Roy Goble is a down-to-earth kinda guy with a fun and wacky sense of humor. Yet, he also has great business sense and now -- a big bucket of money.
Roy’s recently released book Junkyard Wisdom is the transparent and often humorous story of his wrestlings. In light of what Jesus says about money and wealthy people, is it even possible to be a faithful but wealthy follower? What would be the best way to benefit the poor, while protecting his own soul? Maybe he should just give it all away.
One of the problems of money is that it walls the poor off from the wealthy. Out of sight, out of mind. The rich unintentionally end up suffering a kind of amnesia in regard to those on the margins. But Jesus seems pretty adamant that following him involves welcoming the poor and marginalized into your life. All that sounds pretty messy and as Roy struggles -- it is.
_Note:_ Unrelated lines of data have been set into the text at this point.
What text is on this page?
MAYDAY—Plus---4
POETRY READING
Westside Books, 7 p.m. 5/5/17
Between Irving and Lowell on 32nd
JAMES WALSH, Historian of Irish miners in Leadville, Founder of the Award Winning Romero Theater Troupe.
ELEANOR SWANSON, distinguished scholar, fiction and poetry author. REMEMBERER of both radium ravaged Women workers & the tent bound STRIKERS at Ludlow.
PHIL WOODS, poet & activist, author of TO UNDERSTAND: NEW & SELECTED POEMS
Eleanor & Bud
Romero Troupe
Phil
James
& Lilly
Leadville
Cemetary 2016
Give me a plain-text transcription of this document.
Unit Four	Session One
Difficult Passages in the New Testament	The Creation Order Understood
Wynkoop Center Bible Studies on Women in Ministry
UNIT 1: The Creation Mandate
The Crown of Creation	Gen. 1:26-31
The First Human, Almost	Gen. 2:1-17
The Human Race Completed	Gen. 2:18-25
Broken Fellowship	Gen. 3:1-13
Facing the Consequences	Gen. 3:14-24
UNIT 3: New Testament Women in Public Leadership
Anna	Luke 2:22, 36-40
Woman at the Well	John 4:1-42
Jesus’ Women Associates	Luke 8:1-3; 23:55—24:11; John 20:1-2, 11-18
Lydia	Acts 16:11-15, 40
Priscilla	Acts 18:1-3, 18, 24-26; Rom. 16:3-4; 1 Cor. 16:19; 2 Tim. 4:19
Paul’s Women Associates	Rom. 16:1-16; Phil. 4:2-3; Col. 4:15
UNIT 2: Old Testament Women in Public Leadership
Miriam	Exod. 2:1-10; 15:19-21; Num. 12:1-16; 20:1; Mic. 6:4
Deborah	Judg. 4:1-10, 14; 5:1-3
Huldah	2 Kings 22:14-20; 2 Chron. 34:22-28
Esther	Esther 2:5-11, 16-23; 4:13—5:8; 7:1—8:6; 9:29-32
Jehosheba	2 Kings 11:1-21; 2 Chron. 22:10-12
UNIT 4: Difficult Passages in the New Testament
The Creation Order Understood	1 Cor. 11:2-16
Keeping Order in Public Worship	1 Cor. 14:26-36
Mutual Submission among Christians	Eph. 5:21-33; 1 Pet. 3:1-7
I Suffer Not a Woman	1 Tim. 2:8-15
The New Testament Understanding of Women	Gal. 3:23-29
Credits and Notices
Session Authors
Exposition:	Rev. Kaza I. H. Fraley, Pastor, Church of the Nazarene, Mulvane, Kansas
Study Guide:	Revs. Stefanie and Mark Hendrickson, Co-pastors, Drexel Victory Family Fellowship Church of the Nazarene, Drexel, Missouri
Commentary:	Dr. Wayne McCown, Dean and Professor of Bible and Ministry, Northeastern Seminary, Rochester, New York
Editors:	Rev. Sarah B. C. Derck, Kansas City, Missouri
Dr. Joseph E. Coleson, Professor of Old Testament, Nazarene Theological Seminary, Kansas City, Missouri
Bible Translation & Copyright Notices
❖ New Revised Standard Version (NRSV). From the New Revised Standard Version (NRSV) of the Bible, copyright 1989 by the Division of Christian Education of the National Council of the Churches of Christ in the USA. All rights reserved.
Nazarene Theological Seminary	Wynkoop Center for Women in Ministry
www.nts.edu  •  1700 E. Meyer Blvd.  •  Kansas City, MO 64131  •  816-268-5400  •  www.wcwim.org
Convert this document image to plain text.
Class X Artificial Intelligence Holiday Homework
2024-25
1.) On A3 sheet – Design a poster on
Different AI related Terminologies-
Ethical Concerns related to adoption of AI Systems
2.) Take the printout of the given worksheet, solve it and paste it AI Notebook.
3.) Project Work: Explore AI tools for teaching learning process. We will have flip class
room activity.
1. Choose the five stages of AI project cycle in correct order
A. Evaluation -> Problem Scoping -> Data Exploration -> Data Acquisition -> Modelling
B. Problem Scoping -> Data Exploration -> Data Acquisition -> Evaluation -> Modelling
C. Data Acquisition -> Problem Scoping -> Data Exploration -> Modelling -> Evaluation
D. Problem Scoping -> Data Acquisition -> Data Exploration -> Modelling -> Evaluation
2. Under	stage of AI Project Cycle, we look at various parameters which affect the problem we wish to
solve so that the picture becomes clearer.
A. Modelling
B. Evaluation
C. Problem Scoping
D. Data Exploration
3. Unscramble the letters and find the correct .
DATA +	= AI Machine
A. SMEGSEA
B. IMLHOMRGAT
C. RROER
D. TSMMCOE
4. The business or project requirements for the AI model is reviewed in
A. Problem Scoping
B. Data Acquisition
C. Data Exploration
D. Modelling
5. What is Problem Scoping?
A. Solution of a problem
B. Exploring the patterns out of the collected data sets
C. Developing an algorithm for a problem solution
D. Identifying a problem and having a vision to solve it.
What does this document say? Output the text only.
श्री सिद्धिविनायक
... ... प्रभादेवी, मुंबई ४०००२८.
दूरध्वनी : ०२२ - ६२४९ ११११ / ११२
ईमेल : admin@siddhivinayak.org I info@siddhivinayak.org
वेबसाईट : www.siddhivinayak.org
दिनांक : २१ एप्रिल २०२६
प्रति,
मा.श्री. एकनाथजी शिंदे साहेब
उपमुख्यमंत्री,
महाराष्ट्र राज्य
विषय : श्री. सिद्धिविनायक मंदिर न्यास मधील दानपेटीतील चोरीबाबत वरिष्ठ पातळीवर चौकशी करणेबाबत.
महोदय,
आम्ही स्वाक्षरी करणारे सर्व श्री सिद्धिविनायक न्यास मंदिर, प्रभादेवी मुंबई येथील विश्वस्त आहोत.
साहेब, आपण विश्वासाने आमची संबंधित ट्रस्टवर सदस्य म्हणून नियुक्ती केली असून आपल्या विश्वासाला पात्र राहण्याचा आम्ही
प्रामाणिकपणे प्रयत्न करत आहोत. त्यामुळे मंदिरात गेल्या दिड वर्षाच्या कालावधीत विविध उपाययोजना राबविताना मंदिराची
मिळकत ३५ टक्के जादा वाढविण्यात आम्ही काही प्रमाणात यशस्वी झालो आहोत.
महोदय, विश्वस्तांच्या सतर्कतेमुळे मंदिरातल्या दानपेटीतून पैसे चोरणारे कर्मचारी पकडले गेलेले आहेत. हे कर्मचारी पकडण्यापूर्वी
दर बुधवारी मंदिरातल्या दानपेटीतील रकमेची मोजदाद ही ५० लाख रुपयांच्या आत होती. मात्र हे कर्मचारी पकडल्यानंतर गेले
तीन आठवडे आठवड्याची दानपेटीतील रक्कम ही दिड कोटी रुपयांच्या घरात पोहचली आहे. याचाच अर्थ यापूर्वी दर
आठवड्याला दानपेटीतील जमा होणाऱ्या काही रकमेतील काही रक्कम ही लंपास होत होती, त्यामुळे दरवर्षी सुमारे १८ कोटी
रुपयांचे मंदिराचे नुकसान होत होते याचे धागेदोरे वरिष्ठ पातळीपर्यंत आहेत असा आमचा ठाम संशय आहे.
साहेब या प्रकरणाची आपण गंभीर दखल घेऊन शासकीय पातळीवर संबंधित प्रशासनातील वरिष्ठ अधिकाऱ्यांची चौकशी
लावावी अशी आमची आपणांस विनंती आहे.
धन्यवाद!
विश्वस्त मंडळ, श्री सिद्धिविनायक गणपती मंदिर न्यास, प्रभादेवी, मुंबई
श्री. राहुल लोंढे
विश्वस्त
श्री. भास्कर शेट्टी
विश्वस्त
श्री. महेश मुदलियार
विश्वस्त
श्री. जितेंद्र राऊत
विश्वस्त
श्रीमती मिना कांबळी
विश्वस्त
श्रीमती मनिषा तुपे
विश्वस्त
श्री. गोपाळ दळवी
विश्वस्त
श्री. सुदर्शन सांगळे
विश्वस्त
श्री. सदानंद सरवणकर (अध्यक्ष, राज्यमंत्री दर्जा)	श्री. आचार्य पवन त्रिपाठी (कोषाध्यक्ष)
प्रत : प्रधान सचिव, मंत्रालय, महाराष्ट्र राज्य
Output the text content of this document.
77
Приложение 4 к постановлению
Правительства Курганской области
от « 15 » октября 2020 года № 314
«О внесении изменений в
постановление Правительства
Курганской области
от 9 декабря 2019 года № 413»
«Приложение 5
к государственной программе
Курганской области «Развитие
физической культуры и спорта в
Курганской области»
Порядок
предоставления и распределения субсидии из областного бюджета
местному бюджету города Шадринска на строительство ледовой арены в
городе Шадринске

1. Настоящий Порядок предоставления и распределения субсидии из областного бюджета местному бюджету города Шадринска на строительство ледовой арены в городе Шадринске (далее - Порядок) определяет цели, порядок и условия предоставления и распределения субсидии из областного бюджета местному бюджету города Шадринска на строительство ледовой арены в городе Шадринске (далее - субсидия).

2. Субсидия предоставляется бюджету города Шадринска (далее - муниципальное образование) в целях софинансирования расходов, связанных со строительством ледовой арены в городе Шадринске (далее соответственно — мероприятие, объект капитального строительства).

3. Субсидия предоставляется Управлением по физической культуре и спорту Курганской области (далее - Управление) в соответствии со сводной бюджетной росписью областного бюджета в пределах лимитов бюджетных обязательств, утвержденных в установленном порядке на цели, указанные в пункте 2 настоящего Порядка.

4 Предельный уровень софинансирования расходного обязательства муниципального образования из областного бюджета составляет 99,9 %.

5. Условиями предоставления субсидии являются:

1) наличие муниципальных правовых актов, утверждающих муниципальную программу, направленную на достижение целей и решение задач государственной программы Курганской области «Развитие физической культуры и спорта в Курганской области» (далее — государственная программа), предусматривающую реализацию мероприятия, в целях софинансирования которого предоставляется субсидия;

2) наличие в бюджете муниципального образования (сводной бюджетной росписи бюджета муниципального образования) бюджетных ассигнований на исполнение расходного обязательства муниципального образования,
Roy tells his story -- stories -- starting in his father’s San Jose, California junkyard, which became the seedbed of his own Goble Properties real estate empire. The journey moves in an engaging way through rural Belize, the ghettos of Thailand, and back into the affluent San Francisco Bay Area. There is a sense of playfulness throughout -- including a cameo appearance by radical Christian activist Shane Claiborne in one of the footnotes. Shane indirectly calls Roy out on one of his ideas.
Goble and co-author D. R. Jacobsen are able to maintain tension as the story unfolds, finally finding a sense of resolve in the end. Yet the question remains for the reader to decide whether it is adequately resolved.
The fact is that this book would not have appeared on my radar so quickly except that Roy wrote it. We grew up eight houses down from each other in the Willow Glen area of San Jose. He was best buds with one of my younger brothers throughout elementary school and was nearly a family member in our house during those years.
I’ve enjoyed knowing him as an adult through his blog and Facebook posts. He has become a spiritually insightful story-teller. Junkyard Wisdom is Roy at his best with relevant questions, clear thinking, and application -- even for those of us who don’t have the wealth-generation gift. And you certainly don’t have to know him to realize that this is a unique book filled with fodder for necessary discussion. But I’m pretty certain that after reading the book you’ll feel like you know him, too.